On Windows, you can right-click on the desktop and select the option to create a new shortcut. A dialog box will pop up where you can enter the shortcut file location. Just type this, once again with your unique port number in place of <port>. Once you create this shortcut, you can use it to connect to the GL linux servers with your port forwarded.

  "C:\Program Files (x86)\TeraTerm\ttssh.exe" gl.umbc.edu:22 /ssh /ssh-L8080:localhost:<port>

Either way gives you a normal GL server terminal window, where you can do any of the things you normally would. In addition, if you run

  ~olano/robotarena/RobotDriver -w <port>

Then visit the web page "localhost:8080" using a browser on your local PC, you should see a page with a square arena with several robots. You can go one step at a time or let them run to fight it out. If you have problems with these directions, come see me during office hours. Though being able to see the robots fight may be helpful to see if they're working, getting this remote ssh-tunneled version working for your system is not necessary for you to get full credit on the project. If the terminal version works for you, I will be able to run the web version for myself.

Working and Submitting

Choose a team name.

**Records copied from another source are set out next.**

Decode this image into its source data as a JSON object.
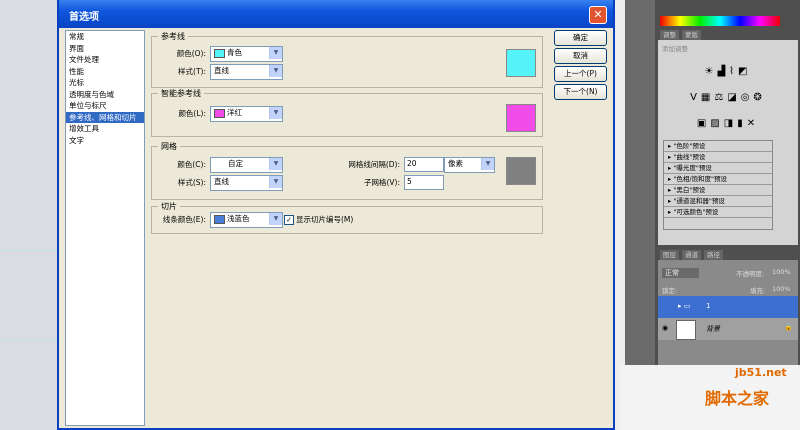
{
  "dialog": {
    "title": "首选项",
    "close_label": "✕",
    "categories": [
      "常规",
      "界面",
      "文件处理",
      "性能",
      "光标",
      "透明度与色域",
      "单位与标尺",
      "参考线、网格和切片",
      "增效工具",
      "文字"
    ],
    "selected_category_index": 7,
    "guides": {
      "title": "参考线",
      "color_label": "颜色(O):",
      "color_value": "青色",
      "color_hex": "#55f3f8",
      "style_label": "样式(T):",
      "style_value": "直线"
    },
    "smart_guides": {
      "title": "智能参考线",
      "color_label": "颜色(L):",
      "color_value": "洋红",
      "color_hex": "#f14ce8"
    },
    "grid": {
      "title": "网格",
      "color_label": "颜色(C):",
      "color_value": "自定",
      "color_hex": "#808080",
      "style_label": "样式(S):",
      "style_value": "直线",
      "gridline_every_label": "网格线间隔(D):",
      "gridline_every_value": "20",
      "unit_value": "像素",
      "subdivisions_label": "子网格(V):",
      "subdivisions_value": "5"
    },
    "slices": {
      "title": "切片",
      "line_color_label": "线条颜色(E):",
      "line_color_value": "浅蓝色",
      "line_color_hex": "#4a7fd8",
      "show_numbers_label": "显示切片编号(M)",
      "show_numbers_checked": true
    },
    "buttons": {
      "ok": "确定",
      "cancel": "取消",
      "prev": "上一个(P)",
      "next": "下一个(N)"
    }
  },
  "right_panel": {
    "tabs_top": [
      "调整",
      "蒙版"
    ],
    "adjust_subtitle": "添加调整",
    "presets": [
      "\"色阶\"预设",
      "\"曲线\"预设",
      "\"曝光度\"预设",
      "\"色相/饱和度\"预设",
      "\"黑白\"预设",
      "\"通道混和器\"预设",
      "\"可选颜色\"预设"
    ],
    "layer_tabs": [
      "图层",
      "通道",
      "路径"
    ],
    "blend_mode": "正常",
    "opacity_label": "不透明度:",
    "opacity_value": "100%",
    "lock_label": "锁定:",
    "fill_label": "填充:",
    "fill_value": "100%",
    "layers": [
      {
        "name": "1",
        "selected": true
      },
      {
        "name": "背景",
        "selected": false
      }
    ]
  },
  "watermark": {
    "site": "jb51.net",
    "name": "脚本之家"
  }
}
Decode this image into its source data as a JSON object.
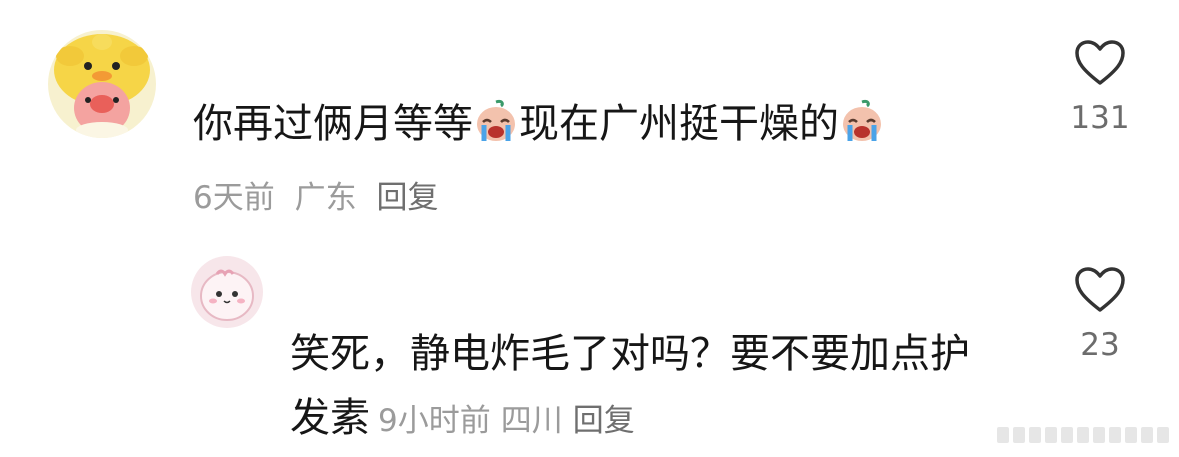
{
  "comments": [
    {
      "text_part1": "你再过俩月等等",
      "emoji1": "crying-face-emoji",
      "text_part2": "现在广州挺干燥的",
      "emoji2": "crying-face-emoji",
      "time": "6天前",
      "location": "广东",
      "reply_label": "回复",
      "likes": "131",
      "avatar": "yellow-duck-hat-avatar"
    },
    {
      "text_line1": "笑死，静电炸毛了对吗？要不要加点护",
      "text_line2": "发素",
      "time": "9小时前",
      "location": "四川",
      "reply_label": "回复",
      "likes": "23",
      "avatar": "pink-blob-avatar"
    }
  ],
  "icons": {
    "like": "heart-outline-icon"
  },
  "colors": {
    "text": "#161616",
    "meta": "#9b9b9b",
    "reply": "#6f6f6f",
    "count": "#6c6c6c",
    "icon": "#333333"
  }
}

It should be purely alphanumeric (no spaces). Send me a single email per team with the team name and members no later than Tuesday 9/24. I will create a CVS respository directory for your team.

You can use CVS to help with your team collaboration. If one team member commits a change, the other team members will be able to get it with cvs update. Non-overlapping changes will be automatically merged by CVS, so you will still need to at least coordinate enough to not work on the same section of code at the same time. Overlapping changes will create a conflict, which will give you a file with the different versions marked after the update. If that happens, you will need to manually figure out the code that should be there to resolve the conflict, then re-commit the resolved version. You'll want to avoid these conflicts as much as you can.

In any case, you should commit your work by the phase 1 deadline. Include a short file named "readme.txt" that describes how to build and run your program, as well as a description of any known problems or bugs.